Around them, conversations resumed, hushed now, weighted with new meaning. Eyes kept returning to them. To her. To the way Vincent's hand never left her body.

She was no longer the assassin who had tried to kill Vincent De Luca in his own casino. She was his wife now, publicly and without recourse.

The claim had been made. And the underworld was already swallowing it whole.

Vincent finally moved his hand, sliding it around to her hip and guiding her toward a private alcove at the side of the room. His touch burned through the thin fabric. Every step made her hyper-aware of his body beside hers, the controlled strength in his frame, the way the entire room seemed to bend around him.

When they reached the shadowed alcove, he turned her firmly to face him. The space was small and intimate. The noise of the lounge faded to a distant hum.

His dark eyes held hers. Steady and unshakable. That raw intensity that stripped her bare even while she was fully dressed.

"You're shaking," he observed, his voice low.

"I'm not."

A dark curve touched his mouth. "Liar."

He lifted one hand and brushed a stray strand of hair from her cheek. The touch was deceptively gentle. His fingers lingered, his thumb tracing the edge of her jaw with slow precision.

Raven's breath caught. Blood roared in her ears. Her lips parted before she could stop them. She hated how her body leaned fractionally toward him. She hated the way her skin tingled where he touched.

Vincent's gaze dropped to her mouth for half a heartbeat, then returned to her eyes.

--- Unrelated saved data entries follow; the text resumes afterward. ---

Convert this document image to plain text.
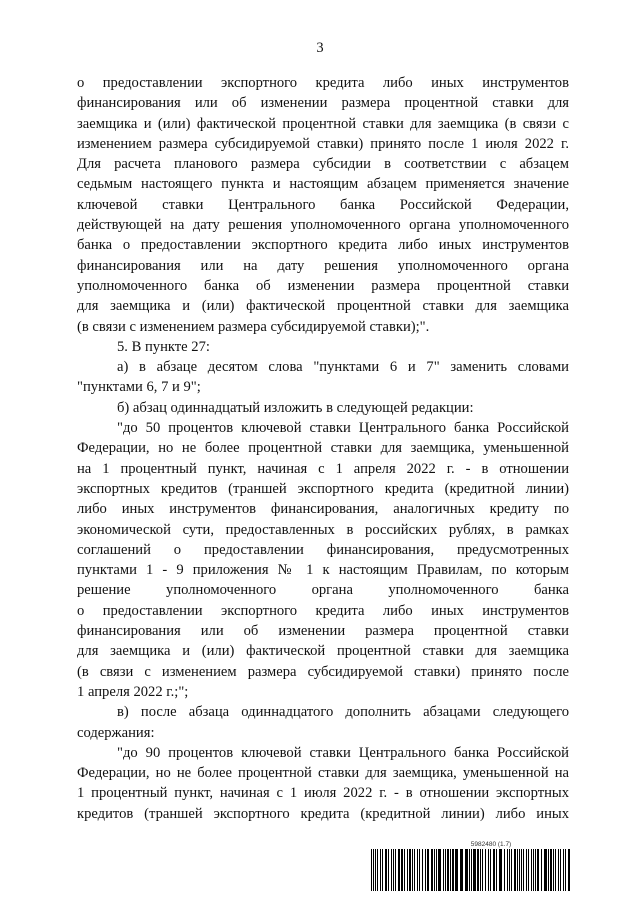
3
о предоставлении экспортного кредита либо иных инструментов
финансирования или об изменении размера процентной ставки для
заемщика и (или) фактической процентной ставки для заемщика (в связи с
изменением размера субсидируемой ставки) принято после 1 июля 2022 г.
Для расчета планового размера субсидии в соответствии с абзацем
седьмым настоящего пункта и настоящим абзацем применяется значение
ключевой ставки Центрального банка Российской Федерации,
действующей на дату решения уполномоченного органа уполномоченного
банка о предоставлении экспортного кредита либо иных инструментов
финансирования или на дату решения уполномоченного органа
уполномоченного банка об изменении размера процентной ставки
для заемщика и (или) фактической процентной ставки для заемщика
(в связи с изменением размера субсидируемой ставки);".
5. В пункте 27:
а) в абзаце десятом слова "пунктами 6 и 7" заменить словами
"пунктами 6, 7 и 9";
б) абзац одиннадцатый изложить в следующей редакции:
"до 50 процентов ключевой ставки Центрального банка Российской
Федерации, но не более процентной ставки для заемщика, уменьшенной
на 1 процентный пункт, начиная с 1 апреля 2022 г. - в отношении
экспортных кредитов (траншей экспортного кредита (кредитной линии)
либо иных инструментов финансирования, аналогичных кредиту по
экономической сути, предоставленных в российских рублях, в рамках
соглашений о предоставлении финансирования, предусмотренных
пунктами 1 - 9 приложения № 1 к настоящим Правилам, по которым
решение уполномоченного органа уполномоченного банка
о предоставлении экспортного кредита либо иных инструментов
финансирования или об изменении размера процентной ставки
для заемщика и (или) фактической процентной ставки для заемщика
(в связи с изменением размера субсидируемой ставки) принято после
1 апреля 2022 г.;";
в) после абзаца одиннадцатого дополнить абзацами следующего
содержания:
"до 90 процентов ключевой ставки Центрального банка Российской
Федерации, но не более процентной ставки для заемщика, уменьшенной на
1 процентный пункт, начиная с 1 июля 2022 г. - в отношении экспортных
кредитов (траншей экспортного кредита (кредитной линии) либо иных
5982480 (1.7)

"This is only the beginning," he murmured. "Get used to it."

Raven swallowed hard. Her voice came out rough, edged with defiance and raw vulnerability.

"I still hate you."

His smile deepened, slow and dark, full of promise.

"Good."

He leaned in closer, his lips barely an inch from her ear, and dropped his voice even lower.

"It'll make tonight more interesting."

The words sent a visible shiver down her spine. Her thighs clenched. Something pulled low and insistent.

Vincent straightened, his hand possessive on her hip.

The alcove felt too small. Too hot. Too charged with everything unsaid.

And Raven realized with a sick, twisting ache deep in her chest that the claim wasn't just words anymore. It was real and already happening.

And the worst part—the part that made her want to scream and moan at the same time—was that some traitorous piece of her was already burning to find out what came next.

The night had only just begun.

And Vincent De Luca had already decided how it would end.